March 29, 2007
This Saturday the 31st of March, it will be the 12th of Rabi’ al-Awwal, the day that Muslims celebrate the birth of God’s Messenger Muhammad, peace and blessings be upon him as many times as people have celebrated his message! The celebration is called the Mewlid, from the arabic word for birth.
There are those who have no proper understanding of the Sunna that argue that celebrating the Prophet’s birthday is an innovation. Is it wrong to celebrate the coming of the best of mankind, the bearer of God’s Final Message to humanity?
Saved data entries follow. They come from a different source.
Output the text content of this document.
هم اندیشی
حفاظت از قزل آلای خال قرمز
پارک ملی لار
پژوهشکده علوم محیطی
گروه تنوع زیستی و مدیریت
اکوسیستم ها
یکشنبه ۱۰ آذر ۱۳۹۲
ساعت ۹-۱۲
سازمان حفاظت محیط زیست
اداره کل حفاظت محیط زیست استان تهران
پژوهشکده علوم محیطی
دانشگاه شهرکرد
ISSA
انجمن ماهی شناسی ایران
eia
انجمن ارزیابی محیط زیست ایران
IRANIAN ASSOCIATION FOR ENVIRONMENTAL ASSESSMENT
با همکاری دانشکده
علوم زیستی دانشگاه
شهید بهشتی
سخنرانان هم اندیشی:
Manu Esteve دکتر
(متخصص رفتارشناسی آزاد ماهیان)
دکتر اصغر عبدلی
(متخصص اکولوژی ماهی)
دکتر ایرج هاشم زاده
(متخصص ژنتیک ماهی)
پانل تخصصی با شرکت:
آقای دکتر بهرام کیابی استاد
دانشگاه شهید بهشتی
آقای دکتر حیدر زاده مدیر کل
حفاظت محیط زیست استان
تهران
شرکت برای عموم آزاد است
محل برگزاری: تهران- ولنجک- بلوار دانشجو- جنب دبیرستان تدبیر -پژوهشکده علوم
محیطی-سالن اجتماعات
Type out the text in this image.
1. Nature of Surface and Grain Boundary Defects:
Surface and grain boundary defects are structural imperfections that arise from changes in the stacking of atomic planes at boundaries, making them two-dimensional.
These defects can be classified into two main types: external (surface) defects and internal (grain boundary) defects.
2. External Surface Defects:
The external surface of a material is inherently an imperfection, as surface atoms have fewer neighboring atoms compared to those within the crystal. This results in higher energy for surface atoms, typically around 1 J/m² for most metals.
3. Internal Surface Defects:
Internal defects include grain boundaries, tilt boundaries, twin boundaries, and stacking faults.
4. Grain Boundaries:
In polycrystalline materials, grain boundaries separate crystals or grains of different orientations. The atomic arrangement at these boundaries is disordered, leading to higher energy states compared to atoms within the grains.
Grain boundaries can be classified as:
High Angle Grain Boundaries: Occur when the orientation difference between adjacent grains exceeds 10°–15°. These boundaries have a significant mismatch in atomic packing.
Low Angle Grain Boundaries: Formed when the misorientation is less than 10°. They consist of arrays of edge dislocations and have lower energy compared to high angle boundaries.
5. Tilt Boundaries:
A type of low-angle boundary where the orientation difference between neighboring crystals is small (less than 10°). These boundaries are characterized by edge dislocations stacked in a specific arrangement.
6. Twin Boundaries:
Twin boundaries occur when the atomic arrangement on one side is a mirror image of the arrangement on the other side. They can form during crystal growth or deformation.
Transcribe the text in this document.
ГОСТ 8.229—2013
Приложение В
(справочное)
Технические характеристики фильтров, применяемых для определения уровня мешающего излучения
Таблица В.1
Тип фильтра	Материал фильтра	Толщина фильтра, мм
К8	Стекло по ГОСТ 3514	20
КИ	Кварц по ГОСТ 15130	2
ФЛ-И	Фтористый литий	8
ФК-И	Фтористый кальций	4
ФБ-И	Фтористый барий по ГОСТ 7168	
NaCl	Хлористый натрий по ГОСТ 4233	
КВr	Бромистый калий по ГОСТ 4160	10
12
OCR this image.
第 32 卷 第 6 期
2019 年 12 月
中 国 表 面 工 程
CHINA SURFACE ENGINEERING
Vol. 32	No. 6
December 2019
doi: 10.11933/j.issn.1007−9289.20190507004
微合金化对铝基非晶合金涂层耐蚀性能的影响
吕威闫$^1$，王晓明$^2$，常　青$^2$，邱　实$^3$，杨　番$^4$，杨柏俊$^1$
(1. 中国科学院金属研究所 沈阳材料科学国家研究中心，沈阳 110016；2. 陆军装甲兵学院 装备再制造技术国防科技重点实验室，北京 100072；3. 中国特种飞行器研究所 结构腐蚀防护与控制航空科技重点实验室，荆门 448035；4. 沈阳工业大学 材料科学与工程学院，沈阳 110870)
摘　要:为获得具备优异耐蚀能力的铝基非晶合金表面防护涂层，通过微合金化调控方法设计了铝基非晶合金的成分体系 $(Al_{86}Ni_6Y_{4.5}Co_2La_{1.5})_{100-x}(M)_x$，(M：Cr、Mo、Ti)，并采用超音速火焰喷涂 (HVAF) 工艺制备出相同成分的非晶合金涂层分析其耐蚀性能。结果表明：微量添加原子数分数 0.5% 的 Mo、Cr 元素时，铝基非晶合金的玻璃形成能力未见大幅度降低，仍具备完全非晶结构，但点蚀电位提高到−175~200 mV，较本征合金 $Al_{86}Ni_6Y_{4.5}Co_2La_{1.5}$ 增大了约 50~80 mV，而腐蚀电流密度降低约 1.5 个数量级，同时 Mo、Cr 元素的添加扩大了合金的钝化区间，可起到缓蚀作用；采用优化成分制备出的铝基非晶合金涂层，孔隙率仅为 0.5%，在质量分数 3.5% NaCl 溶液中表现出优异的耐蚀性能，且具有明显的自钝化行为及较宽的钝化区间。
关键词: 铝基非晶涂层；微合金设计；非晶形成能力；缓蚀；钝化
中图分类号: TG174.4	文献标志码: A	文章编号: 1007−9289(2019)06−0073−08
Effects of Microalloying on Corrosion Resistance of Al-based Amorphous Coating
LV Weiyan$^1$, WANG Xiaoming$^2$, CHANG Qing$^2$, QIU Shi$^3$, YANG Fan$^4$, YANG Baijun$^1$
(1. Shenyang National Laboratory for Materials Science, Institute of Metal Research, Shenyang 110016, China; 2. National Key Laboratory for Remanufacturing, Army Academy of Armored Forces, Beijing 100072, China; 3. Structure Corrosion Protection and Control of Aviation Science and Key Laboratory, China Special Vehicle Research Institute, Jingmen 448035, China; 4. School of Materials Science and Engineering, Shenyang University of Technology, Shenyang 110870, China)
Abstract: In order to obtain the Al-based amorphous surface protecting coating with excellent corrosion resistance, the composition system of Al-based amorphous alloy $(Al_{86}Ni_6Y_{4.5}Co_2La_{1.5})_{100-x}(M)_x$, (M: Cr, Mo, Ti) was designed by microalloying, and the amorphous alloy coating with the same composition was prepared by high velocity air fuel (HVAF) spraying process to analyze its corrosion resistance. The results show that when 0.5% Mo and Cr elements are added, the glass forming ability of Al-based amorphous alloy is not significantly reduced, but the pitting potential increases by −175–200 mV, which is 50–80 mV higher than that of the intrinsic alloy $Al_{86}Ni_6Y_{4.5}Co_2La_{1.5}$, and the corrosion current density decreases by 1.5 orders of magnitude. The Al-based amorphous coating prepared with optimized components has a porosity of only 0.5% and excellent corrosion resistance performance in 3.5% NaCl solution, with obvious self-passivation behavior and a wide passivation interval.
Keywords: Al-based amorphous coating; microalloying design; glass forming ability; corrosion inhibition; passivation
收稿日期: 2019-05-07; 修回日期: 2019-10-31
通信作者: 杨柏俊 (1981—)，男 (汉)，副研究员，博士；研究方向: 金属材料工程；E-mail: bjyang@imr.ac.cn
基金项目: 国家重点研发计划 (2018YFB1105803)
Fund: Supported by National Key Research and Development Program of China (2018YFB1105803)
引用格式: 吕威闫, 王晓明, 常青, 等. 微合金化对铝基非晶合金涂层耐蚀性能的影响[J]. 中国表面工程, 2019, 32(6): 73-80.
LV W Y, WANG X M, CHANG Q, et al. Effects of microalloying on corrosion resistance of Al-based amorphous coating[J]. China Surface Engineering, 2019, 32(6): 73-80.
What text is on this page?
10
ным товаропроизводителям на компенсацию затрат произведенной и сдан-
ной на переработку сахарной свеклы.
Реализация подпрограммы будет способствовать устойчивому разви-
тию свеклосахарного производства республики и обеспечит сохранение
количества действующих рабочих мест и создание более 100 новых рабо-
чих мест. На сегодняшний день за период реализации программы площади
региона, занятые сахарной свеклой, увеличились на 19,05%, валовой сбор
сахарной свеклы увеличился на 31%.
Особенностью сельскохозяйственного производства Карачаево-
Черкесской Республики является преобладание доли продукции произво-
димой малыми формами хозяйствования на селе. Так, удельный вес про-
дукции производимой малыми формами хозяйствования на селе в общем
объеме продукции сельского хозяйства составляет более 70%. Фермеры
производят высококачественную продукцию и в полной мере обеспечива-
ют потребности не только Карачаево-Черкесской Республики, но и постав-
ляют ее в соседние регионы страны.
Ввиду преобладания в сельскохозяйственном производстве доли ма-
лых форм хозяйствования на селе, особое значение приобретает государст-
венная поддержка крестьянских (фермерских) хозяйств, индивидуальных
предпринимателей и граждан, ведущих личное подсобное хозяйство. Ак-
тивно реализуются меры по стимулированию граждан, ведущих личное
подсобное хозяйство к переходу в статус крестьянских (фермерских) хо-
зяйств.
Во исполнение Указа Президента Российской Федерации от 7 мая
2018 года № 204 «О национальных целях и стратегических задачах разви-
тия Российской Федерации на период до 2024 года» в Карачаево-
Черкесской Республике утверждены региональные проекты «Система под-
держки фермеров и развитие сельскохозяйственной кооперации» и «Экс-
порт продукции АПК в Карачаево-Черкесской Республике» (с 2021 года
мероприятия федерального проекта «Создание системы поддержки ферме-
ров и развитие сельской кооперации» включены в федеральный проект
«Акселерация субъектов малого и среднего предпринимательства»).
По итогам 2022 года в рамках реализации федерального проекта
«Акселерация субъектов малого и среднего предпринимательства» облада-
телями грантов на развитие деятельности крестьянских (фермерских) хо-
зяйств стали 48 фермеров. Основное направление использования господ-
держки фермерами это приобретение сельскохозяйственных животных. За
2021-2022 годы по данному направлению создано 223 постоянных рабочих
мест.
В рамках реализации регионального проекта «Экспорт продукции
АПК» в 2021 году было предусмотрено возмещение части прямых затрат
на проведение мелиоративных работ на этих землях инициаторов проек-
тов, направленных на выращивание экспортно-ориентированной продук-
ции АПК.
Are we not really celebrating the Message itself?
Anyway, these people read the Qur’an and read the Hadith but they don’t understand it. If they truly understood it they would see that the Prophet (pbuh) celebrated his birthday every single week, let alone every year!
For we know that the Prophet (pbuh) enjoined Muslims to fast every Monday and Thursday. The sayyida Aisha said, “The Messenger of Allah (PBUH) used to observe fast on Mondays and Thursdays.” [Reported by Tirmidhi]
When asked why he, peace be upon him, fasted and enjoined others to fast on Monday he said it is because that is the day he was born:
“The Messenger of Allah (PBUH) was asked about fasting on Mondays. He said, ‘That is the day on which I was born and the day on which I received Revelation.’ ” [Reported in Sahih Muslim].
We are also told in Sahih Bukhari that when the Prophet was born (and it happened to be on a Monday) the Prophet’s uncle Abu Lahab was so pleased at the birth of his nephew that he freed the slave-girl Thuwaiba when she brought him the news. Because of this, his punishment in the grave (for later becoming an enemy of the Prophet and of Islam) is reduced every Monday.
Based on this hadith in Bukhari, the scholar Shams al-Din al-Dimashqi wrote,
If an unbeliever, condemned by the Quran to eternal pain,
Can be relieved every Monday through his joy at Ahmad,
Then what must a true servant of God hope to gain,
When with the truth of Tawhid he felt joy at Ahmad?
Don’t forget to do extra salawaat on the Prophet on that day! Happy Mewlid!